The interim analysis–Recruiting Adolescents With Chronic Fatigue Syndrome/Myalgic Encephalomyelitis to Internet-Delivered Therapy: Internal Pilot Within a Randomized Controlled Trial—was published last week in the Journal of Medical Internet Research. As the report makes apparent, Professor Crawley’s reach far exceeded her grasp. She and her team failed to deliver on the targets outlined in their trial protocol, which formed the basis for their approvals and funding.
The investigators forecast that FITNET-NHS would receive 286 out-of-area referrals in the first 12 months of recruitment, and that 156 patients, or 55%, would eventually enroll. (I find the relevant sentence to be very confusing, but I think that is what it means. Here it is: “In advance of study launch, recruitment projections estimated 286 out-of-area referrals by the end of the first 12 months, expecting 19.9% (57/286) of these to be ineligible and to recruit 67.8% (194/286) of potentially eligible referrals, which would be 156 recruits.”)

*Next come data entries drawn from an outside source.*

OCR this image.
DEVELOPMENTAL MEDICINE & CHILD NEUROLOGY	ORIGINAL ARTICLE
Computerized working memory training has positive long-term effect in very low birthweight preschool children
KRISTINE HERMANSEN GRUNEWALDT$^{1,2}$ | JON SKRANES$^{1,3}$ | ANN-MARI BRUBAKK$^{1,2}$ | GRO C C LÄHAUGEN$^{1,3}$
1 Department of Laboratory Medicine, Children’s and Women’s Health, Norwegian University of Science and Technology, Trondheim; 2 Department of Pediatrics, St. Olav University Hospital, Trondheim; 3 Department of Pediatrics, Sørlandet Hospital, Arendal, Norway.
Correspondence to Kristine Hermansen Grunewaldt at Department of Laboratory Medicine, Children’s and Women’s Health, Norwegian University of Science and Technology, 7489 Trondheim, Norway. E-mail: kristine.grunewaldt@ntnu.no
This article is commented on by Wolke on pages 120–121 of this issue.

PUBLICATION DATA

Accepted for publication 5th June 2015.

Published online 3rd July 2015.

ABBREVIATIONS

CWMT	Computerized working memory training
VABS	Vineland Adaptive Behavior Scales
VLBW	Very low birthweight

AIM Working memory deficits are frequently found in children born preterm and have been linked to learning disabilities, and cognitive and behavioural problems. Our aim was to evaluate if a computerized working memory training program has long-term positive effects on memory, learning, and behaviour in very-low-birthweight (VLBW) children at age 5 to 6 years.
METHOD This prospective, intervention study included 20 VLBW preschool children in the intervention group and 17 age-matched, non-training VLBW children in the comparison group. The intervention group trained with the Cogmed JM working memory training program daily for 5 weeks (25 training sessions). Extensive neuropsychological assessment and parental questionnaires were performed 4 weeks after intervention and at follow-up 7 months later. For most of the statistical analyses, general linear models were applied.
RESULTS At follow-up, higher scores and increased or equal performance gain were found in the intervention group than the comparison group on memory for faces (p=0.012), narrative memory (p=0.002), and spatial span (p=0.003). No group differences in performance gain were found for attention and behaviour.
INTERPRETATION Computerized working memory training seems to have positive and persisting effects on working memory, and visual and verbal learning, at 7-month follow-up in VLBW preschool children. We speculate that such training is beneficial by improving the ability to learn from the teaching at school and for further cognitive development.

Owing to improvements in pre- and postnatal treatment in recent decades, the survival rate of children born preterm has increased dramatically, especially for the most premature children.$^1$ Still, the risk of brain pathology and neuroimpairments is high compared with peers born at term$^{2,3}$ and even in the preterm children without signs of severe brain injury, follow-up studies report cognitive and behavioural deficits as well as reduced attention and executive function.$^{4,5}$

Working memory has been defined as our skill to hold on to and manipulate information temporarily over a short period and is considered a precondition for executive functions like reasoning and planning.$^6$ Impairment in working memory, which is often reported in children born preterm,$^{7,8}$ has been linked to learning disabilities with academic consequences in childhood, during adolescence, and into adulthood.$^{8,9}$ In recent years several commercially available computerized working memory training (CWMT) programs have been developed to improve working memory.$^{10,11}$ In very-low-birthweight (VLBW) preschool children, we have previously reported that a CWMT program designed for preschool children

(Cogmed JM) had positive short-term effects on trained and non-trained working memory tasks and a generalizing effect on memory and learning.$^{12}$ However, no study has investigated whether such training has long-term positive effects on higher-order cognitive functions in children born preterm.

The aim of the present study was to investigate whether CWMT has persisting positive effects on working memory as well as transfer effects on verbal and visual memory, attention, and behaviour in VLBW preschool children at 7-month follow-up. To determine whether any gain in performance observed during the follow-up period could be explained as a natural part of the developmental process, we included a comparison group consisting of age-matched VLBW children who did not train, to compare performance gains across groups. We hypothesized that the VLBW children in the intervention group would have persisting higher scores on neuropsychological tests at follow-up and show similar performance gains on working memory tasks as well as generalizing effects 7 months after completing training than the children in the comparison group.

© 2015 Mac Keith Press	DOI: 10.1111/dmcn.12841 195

Instead, for the year starting November 2016, the study received 193 such referrals, out of which only 89, or 46%, enrolled. Of those enrolled, only 76 provided data at six months. This dramatic short-fall creates mince-meat out of the proposed analyses.
The new paper follows the publication last December of an amendment to the FITNET-NHS protocol. The amendment explained the disappointing recruitment situation and provided a downgraded proposal with recalculated numbers. If the investigators could recruit 314 participants–a target they deemed feasible based on the experience to that point–the analysis could still yield statistically significant albeit watered-down findings, according to the protocol amendment.